Paris, Troyes, Malakoff et maintenant Toulouse : depuis 2021, une poignée de cabines de téléconsultation se sont installées dans des magasins de la chaîne Monoprix. Proposé par la société Tessan, un dispositif de ce type est désormais implanté « depuis plusieurs mois » dans un supermarché de la ville rose, à deux pas du Capitole, selon la « Dépêche du midi », au grand dam de l'Ordre des médecins.
Campée au cœur du rayon parapharmacie, la cabine promet un « accès à un médecin généraliste à distance, sans rendez-vous, en moins de 15 minutes ». À l’intérieur, une caméra, mais aussi un thermomètre, un tensiomètre ou encore un stéthoscope, rapporte le quotidien régional.
Depuis avril 2021, Monoprix déploie ces cabines dans le cadre du lancement de ses espaces santé. « De la chevillère en libre-service aux objets connectés, en passant par la cabine de téléconsultation, une gamme de produits ayurvédiques ou encore des marques spécialisées CBD, Monoprix réinvente l’approche de la santé au quotidien », vantait ainsi l’enseigne de grande distribution.
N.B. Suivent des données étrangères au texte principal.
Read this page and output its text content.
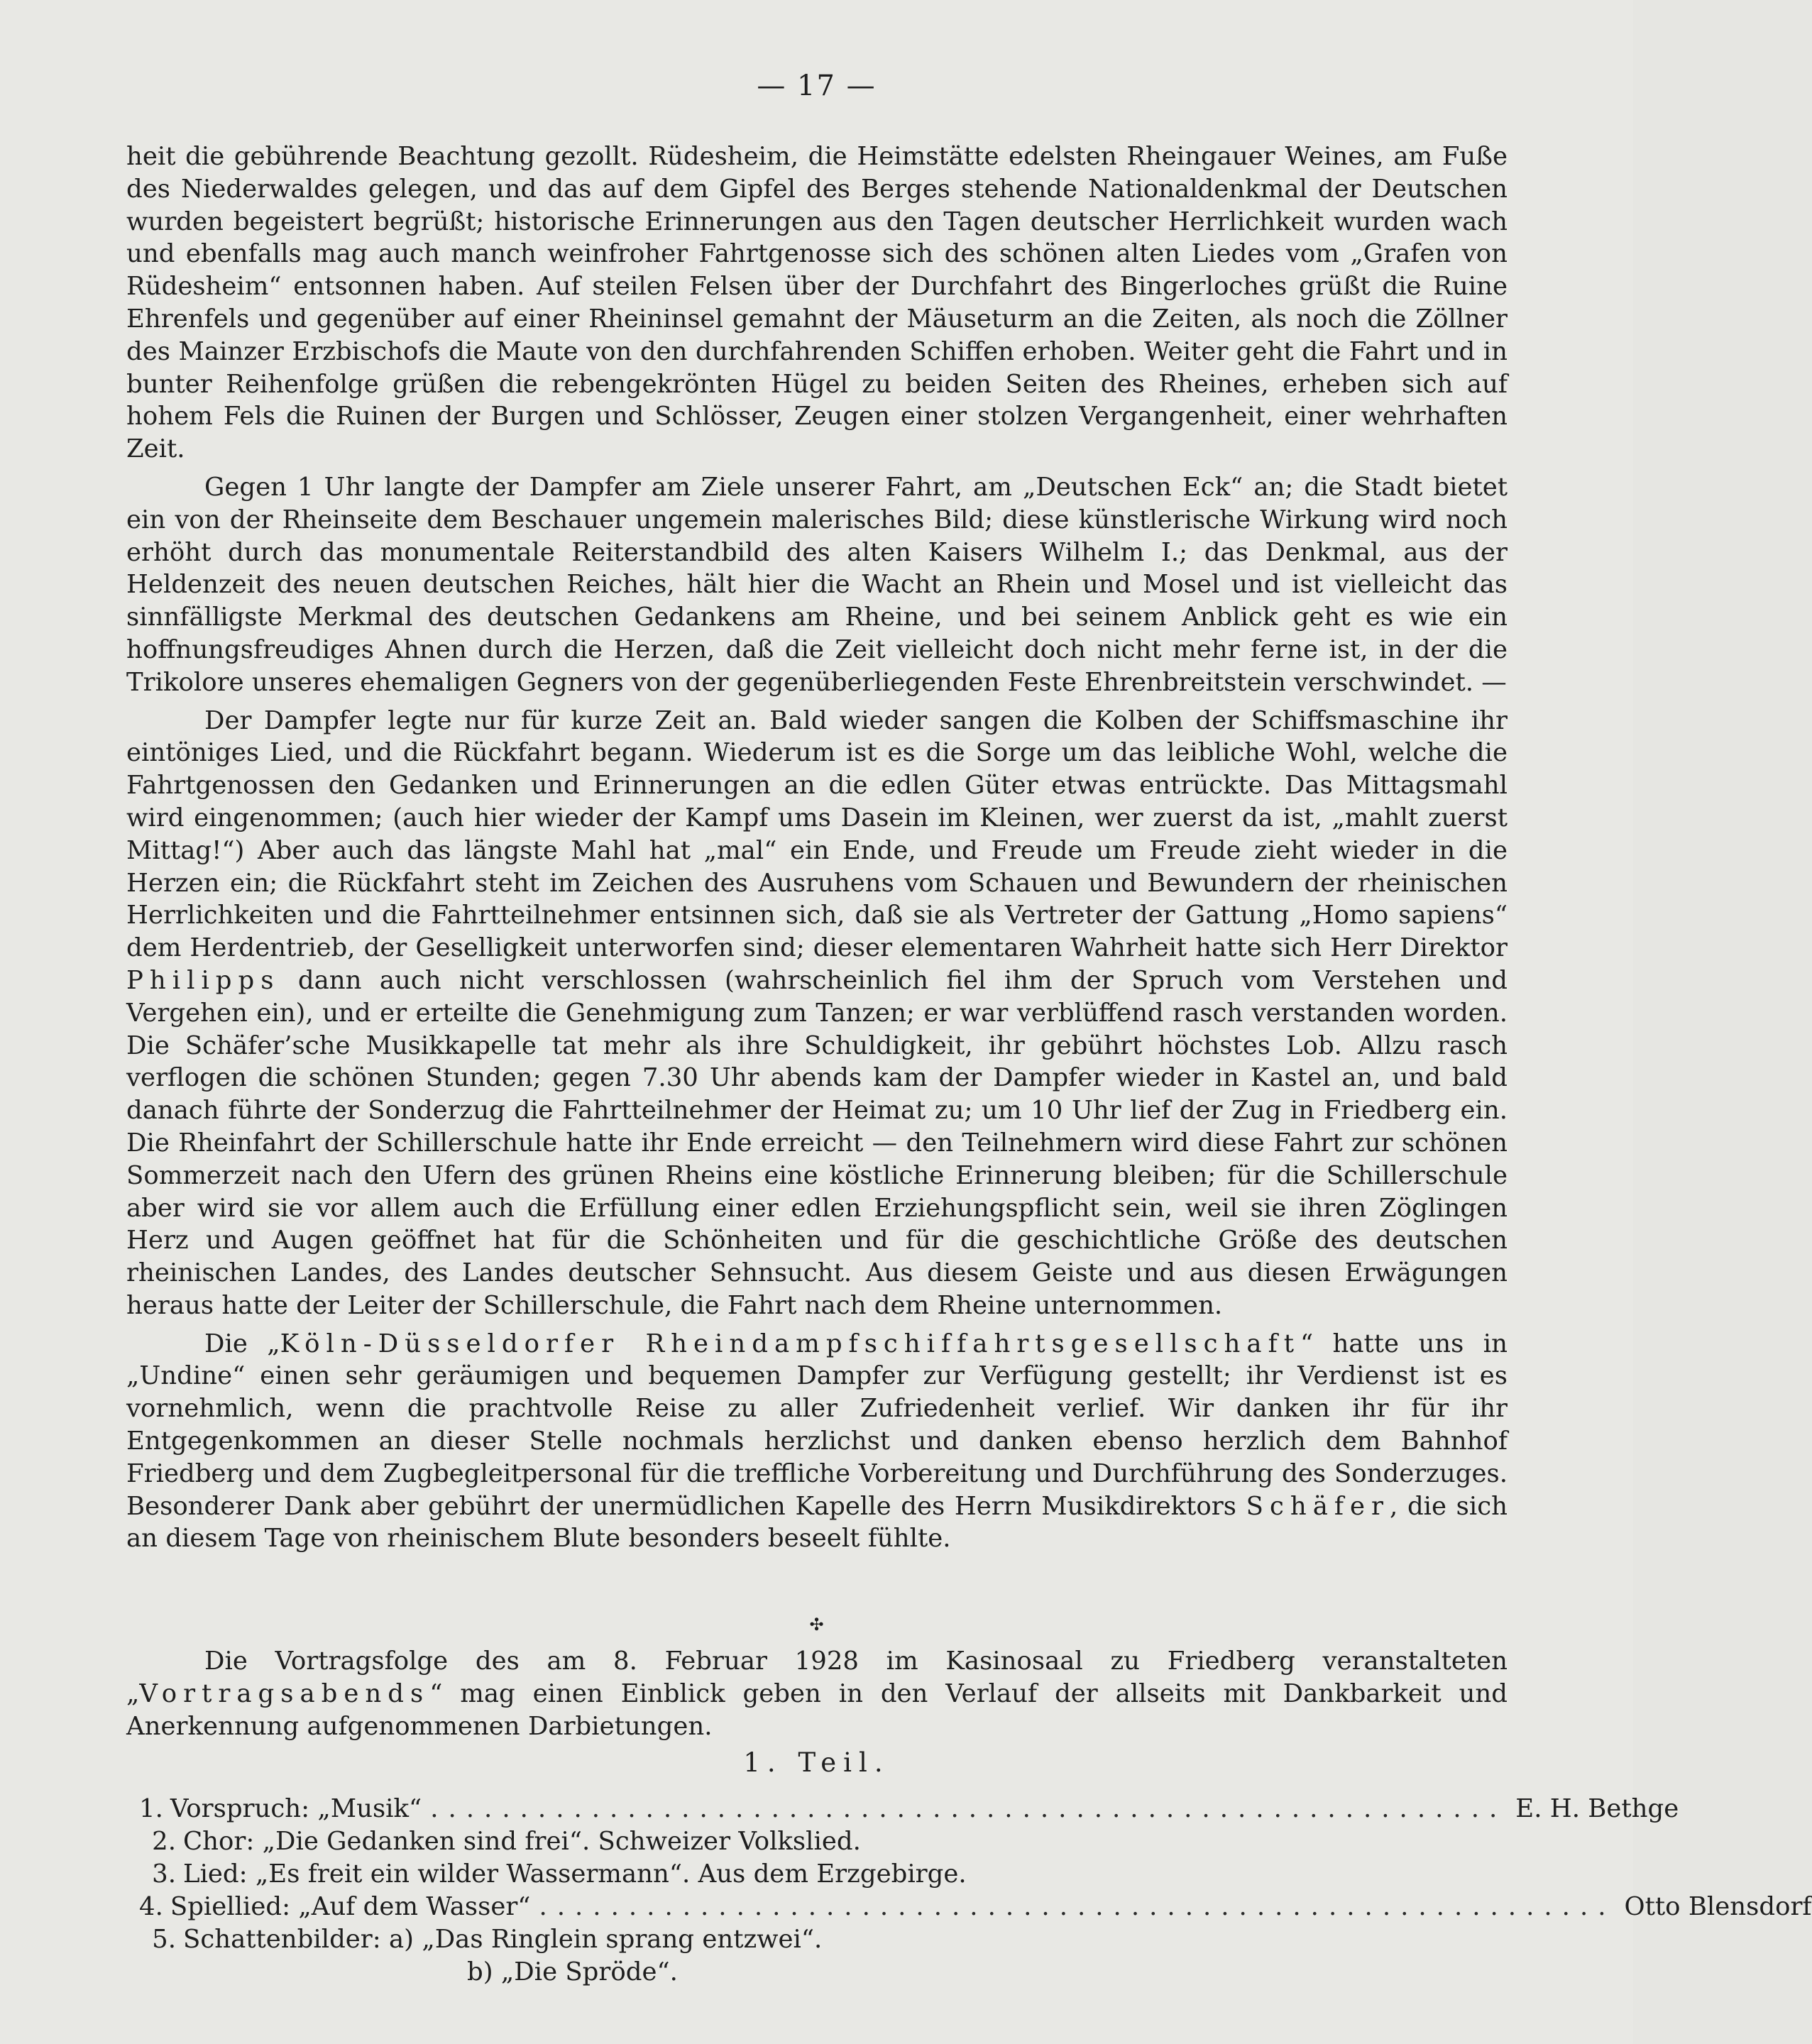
— 17 —

heit die gebührende Beachtung gezollt. Rüdesheim, die Heimstätte edelsten Rheingauer Weines, am Fuße des Niederwaldes gelegen, und das auf dem Gipfel des Berges stehende Nationaldenkmal der Deutschen wurden begeistert begrüßt; historische Erinnerungen aus den Tagen deutscher Herrlichkeit wurden wach und ebenfalls mag auch manch weinfroher Fahrtgenosse sich des schönen alten Liedes vom „Grafen von Rüdesheim“ entsonnen haben. Auf steilen Felsen über der Durchfahrt des Bingerloches grüßt die Ruine Ehrenfels und gegenüber auf einer Rheininsel gemahnt der Mäuseturm an die Zeiten, als noch die Zöllner des Mainzer Erzbischofs die Maute von den durchfahrenden Schiffen erhoben. Weiter geht die Fahrt und in bunter Reihenfolge grüßen die rebengekrönten Hügel zu beiden Seiten des Rheines, erheben sich auf hohem Fels die Ruinen der Burgen und Schlösser, Zeugen einer stolzen Vergangenheit, einer wehrhaften Zeit.

Gegen 1 Uhr langte der Dampfer am Ziele unserer Fahrt, am „Deutschen Eck“ an; die Stadt bietet ein von der Rheinseite dem Beschauer ungemein malerisches Bild; diese künstlerische Wirkung wird noch erhöht durch das monumentale Reiterstandbild des alten Kaisers Wilhelm I.; das Denkmal, aus der Heldenzeit des neuen deutschen Reiches, hält hier die Wacht an Rhein und Mosel und ist vielleicht das sinnfälligste Merkmal des deutschen Gedankens am Rheine, und bei seinem Anblick geht es wie ein hoffnungsfreudiges Ahnen durch die Herzen, daß die Zeit vielleicht doch nicht mehr ferne ist, in der die Trikolore unseres ehemaligen Gegners von der gegenüberliegenden Feste Ehrenbreitstein verschwindet. —

Der Dampfer legte nur für kurze Zeit an. Bald wieder sangen die Kolben der Schiffsmaschine ihr eintöniges Lied, und die Rückfahrt begann. Wiederum ist es die Sorge um das leibliche Wohl, welche die Fahrtgenossen den Gedanken und Erinnerungen an die edlen Güter etwas entrückte. Das Mittagsmahl wird eingenommen; (auch hier wieder der Kampf ums Dasein im Kleinen, wer zuerst da ist, „mahlt zuerst Mittag!“) Aber auch das längste Mahl hat „mal“ ein Ende, und Freude um Freude zieht wieder in die Herzen ein; die Rückfahrt steht im Zeichen des Ausruhens vom Schauen und Bewundern der rheinischen Herrlichkeiten und die Fahrtteilnehmer entsinnen sich, daß sie als Vertreter der Gattung „Homo sapiens“ dem Herdentrieb, der Geselligkeit unterworfen sind; dieser elementaren Wahrheit hatte sich Herr Direktor Philipps dann auch nicht verschlossen (wahrscheinlich fiel ihm der Spruch vom Verstehen und Vergehen ein), und er erteilte die Genehmigung zum Tanzen; er war verblüffend rasch verstanden worden. Die Schäfer’sche Musikkapelle tat mehr als ihre Schuldigkeit, ihr gebührt höchstes Lob. Allzu rasch verflogen die schönen Stunden; gegen 7.30 Uhr abends kam der Dampfer wieder in Kastel an, und bald danach führte der Sonderzug die Fahrtteilnehmer der Heimat zu; um 10 Uhr lief der Zug in Friedberg ein. Die Rheinfahrt der Schillerschule hatte ihr Ende erreicht — den Teilnehmern wird diese Fahrt zur schönen Sommerzeit nach den Ufern des grünen Rheins eine köstliche Erinnerung bleiben; für die Schillerschule aber wird sie vor allem auch die Erfüllung einer edlen Erziehungspflicht sein, weil sie ihren Zöglingen Herz und Augen geöffnet hat für die Schönheiten und für die geschichtliche Größe des deutschen rheinischen Landes, des Landes deutscher Sehnsucht. Aus diesem Geiste und aus diesen Erwägungen heraus hatte der Leiter der Schillerschule, die Fahrt nach dem Rheine unternommen.

Die „Köln-Düsseldorfer Rheindampfschiffahrtsgesellschaft“ hatte uns in „Undine“ einen sehr geräumigen und bequemen Dampfer zur Verfügung gestellt; ihr Verdienst ist es vornehmlich, wenn die prachtvolle Reise zu aller Zufriedenheit verlief. Wir danken ihr für ihr Entgegenkommen an dieser Stelle nochmals herzlichst und danken ebenso herzlich dem Bahnhof Friedberg und dem Zugbegleitpersonal für die treffliche Vorbereitung und Durchführung des Sonderzuges. Besonderer Dank aber gebührt der unermüdlichen Kapelle des Herrn Musikdirektors Schäfer, die sich an diesem Tage von rheinischem Blute besonders beseelt fühlte.

✣

Die Vortragsfolge des am 8. Februar 1928 im Kasinosaal zu Friedberg veranstalteten „Vortragsabends“ mag einen Einblick geben in den Verlauf der allseits mit Dankbarkeit und Anerkennung aufgenommenen Darbietungen.

1. Teil.
1. Vorspruch: „Musik“ ............................................................ E. H. Bethge
2. Chor: „Die Gedanken sind frei“. Schweizer Volkslied.
3. Lied: „Es freit ein wilder Wassermann“. Aus dem Erzgebirge.
4. Spiellied: „Auf dem Wasser“ ............................................................ Otto Blensdorf
5. Schattenbilder: a) „Das Ringlein sprang entzwei“.
b) „Die Spröde“.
« Des pratiques sauvages »
Mais la télécabine toulousaine n'est pas du tout au goût du président du conseil départemental de l’Ordre des médecins de Haute-Garonne, qui déplore « des pratiques sauvages ». Le Pr Stéphane Oustric affirme d'ailleurs au « Quotidien » que son instance « n’a jamais été consultée » par Monoprix en amont de l’installation de cette cabine. Également délégué général au numérique du Cnom, il souligne que ces télécabines « n’ont rien à voir avec la santé des patients, ce n’est que du commerce, que du business, qui répond à un appel d’offres économique ».
En réalité, le Pr Oustric ne voit dans ces téléconsultations en supermarché rien d'autre que « des actes très dégradés ». « Le médecin ne peut pas observer les éléments non verbaux, ne voit pas son patient marcher, ne fait pas d’examen et ne sait même pas qui est à côté du patient pendant la téléconsultation… », énumère le conseiller ordinal. Quant aux confrères qui téléconsultent, parfois à l’autre bout de la France ? « On perd totalement la notion de recours territorial, il n’y a aucune information sur le patient, aucune transmission », tacle encore le président de l’Ordre de Haute-Garonne.
En 2021 déjà, lors de l’implantation de la cabine malakoffiote, l’Ordre avait vivement réagi, dénonçant une dérive mercantile. « La santé n'est pas un commerce », rappelait vigoureusement alors le Cnom.
Mieux encadrer
Pour réguler la pratique, le Pr Oustric pousse - à nouveau - à la création d'un cadre, garant de la « démarche qualité », élaboré en collaboration avec les collèges de spécialités et la Haute Autorité de santé, « pour dire quels actes nous pouvons faire à distance, ou non », imagine le conseiller ordinal.
Première pierre vers davantage de régulation, le projet de loi de financement de la sécurité sociale (PLFSS) pour 2023 entend déjà encadrer le fonctionnement des cabines et autres bornes de téléconsultation, en introduisant l’obligation d’un agrément ministériel pour les sociétés de téléconsultation. Un serrage de vis « favorable », selon Stéphane Oustric, « l’Ordre a poussé pour », confie-t-il.
50 installations dans les Yvelines
Malgré la rogne de l’Ordre et d’une partie des confrères, certaines collectivités continuent, elle aussi, à miser sur les télécabines. Fin novembre, c’est le département des Yvelines qui a décidé d’acquérir une cinquantaine de cabines, bornes et mallettes.
Déployés en 2023 dans le département francilien et au sein de « bus santé », ces dispositifs ont été commandés à la société de téléconsultation H4D, qui promet « aux médecins de poser un diagnostic clinique complet à distance afin de prescrire en toute sécurité ». Coût de la première année d’opération dans les Yvelines : neuf millions d’euros.